To w fakcie, że Lech Wałęsa zaprzeczał agenturalnej przeszłości, a nie w samej współpracy z SB leży największe nieszczęście - przekonuje szef partii KORWiN i twórca pierwszej po 1989 r. uchwały lustracyjnej Janusz Korwin-Mikke.
W czerwcu 1992 roku poseł Janusz Korwin-Mikke był inicjatorem uchwały lustracyjnej, w wyniku której powstała "lista Macierewicza" i w konsekwencji upadł rząd Jana Olszewskiego.

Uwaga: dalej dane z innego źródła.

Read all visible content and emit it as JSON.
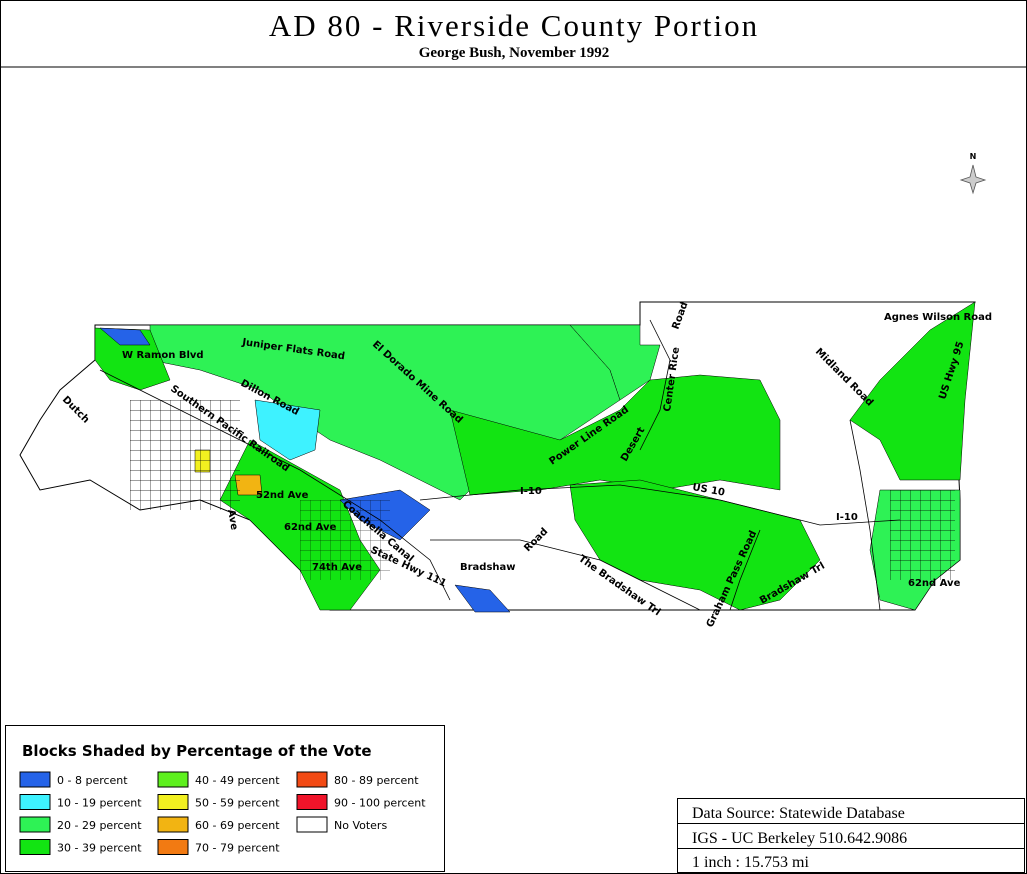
{
  "header": {
    "title": "AD 80 - Riverside County Portion",
    "subtitle": "George Bush, November 1992"
  },
  "map": {
    "north_label": "N",
    "road_labels": [
      "W Ramon Blvd",
      "Juniper Flats Road",
      "El Dorado Mine Road",
      "Dillon Road",
      "Southern Pacific Railroad",
      "Dutch",
      "Power Line Road",
      "Desert",
      "Center Rice",
      "Road",
      "I-10",
      "US 10",
      "I-10",
      "Midland Road",
      "Agnes Wilson Road",
      "US Hwy 95",
      "Bradshaw",
      "Road",
      "The Bradshaw Trl",
      "Graham Pass Road",
      "Bradshaw Trl",
      "52nd Ave",
      "62nd Ave",
      "Coachella Canal",
      "State Hwy 111",
      "74th Ave",
      "62nd Ave",
      "Ave"
    ]
  },
  "legend": {
    "title": "Blocks Shaded by Percentage of the Vote",
    "items": [
      {
        "label": "0 - 8 percent",
        "color": "#2563e8"
      },
      {
        "label": "10 - 19 percent",
        "color": "#3ef2ff"
      },
      {
        "label": "20 - 29 percent",
        "color": "#2ef255"
      },
      {
        "label": "30 - 39 percent",
        "color": "#12e412"
      },
      {
        "label": "40 - 49 percent",
        "color": "#5ef01e"
      },
      {
        "label": "50 - 59 percent",
        "color": "#f2f020"
      },
      {
        "label": "60 - 69 percent",
        "color": "#f2b412"
      },
      {
        "label": "70 - 79 percent",
        "color": "#f27a12"
      },
      {
        "label": "80 - 89 percent",
        "color": "#f24a14"
      },
      {
        "label": "90 - 100 percent",
        "color": "#f0142a"
      },
      {
        "label": "No Voters",
        "color": "#ffffff"
      }
    ]
  },
  "source": {
    "lines": [
      "Data Source: Statewide Database",
      "IGS - UC Berkeley 510.642.9086",
      "1 inch : 15.753 mi"
    ]
  }
}
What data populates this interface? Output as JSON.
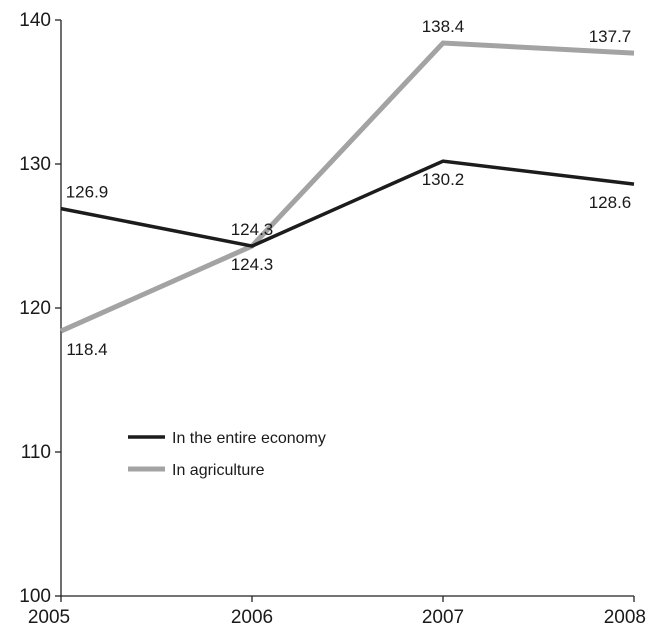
{
  "chart_data": {
    "type": "line",
    "title": "",
    "xlabel": "",
    "ylabel": "",
    "categories": [
      "2005",
      "2006",
      "2007",
      "2008"
    ],
    "ylim": [
      100,
      140
    ],
    "yticks": [
      100,
      110,
      120,
      130,
      140
    ],
    "grid": false,
    "legend_position": "left",
    "series": [
      {
        "name": "In the entire economy",
        "values": [
          126.9,
          124.3,
          130.2,
          128.6
        ],
        "labels": [
          "126.9",
          "124.3",
          "130.2",
          "128.6"
        ],
        "label_placement": [
          "above",
          "above",
          "below",
          "below"
        ],
        "color": "#1c1c1c"
      },
      {
        "name": "In agriculture",
        "values": [
          118.4,
          124.3,
          138.4,
          137.7
        ],
        "labels": [
          "118.4",
          "124.3",
          "138.4",
          "137.7"
        ],
        "label_placement": [
          "below",
          "below",
          "above",
          "above"
        ],
        "color": "#a3a3a3"
      }
    ]
  }
}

Odnosząc się na konferencji prasowej w Sejmie do informacji IPN o odnalezionych w domu gen. Czesława Kiszczaka dokumentów dotyczących współpracy Lecha Wałęsy ze Służbą Bezpieczeństwa, Korwin-Mikke zaznaczył, że informacje o agenturalnej przeszłości b. prezydenta nie są dla niego zaskoczeniem. "O tym wiedziałem, widziałem raporty pisane przez +Bolka+" - mówił.
"Chciałbym też przypomnieć, że po zgłoszeniu uchwały lustracyjnej ogłosił oświadczenie, że +kilka rzeczy podpisał+, a po dwóch godzinach wycofał to oświadczenie pod naciskiem pana Mieczysława Wachowskiego - najprawdopodobniej jego oficera prowadzącego po prostu" - dodał Korwin-Mikke.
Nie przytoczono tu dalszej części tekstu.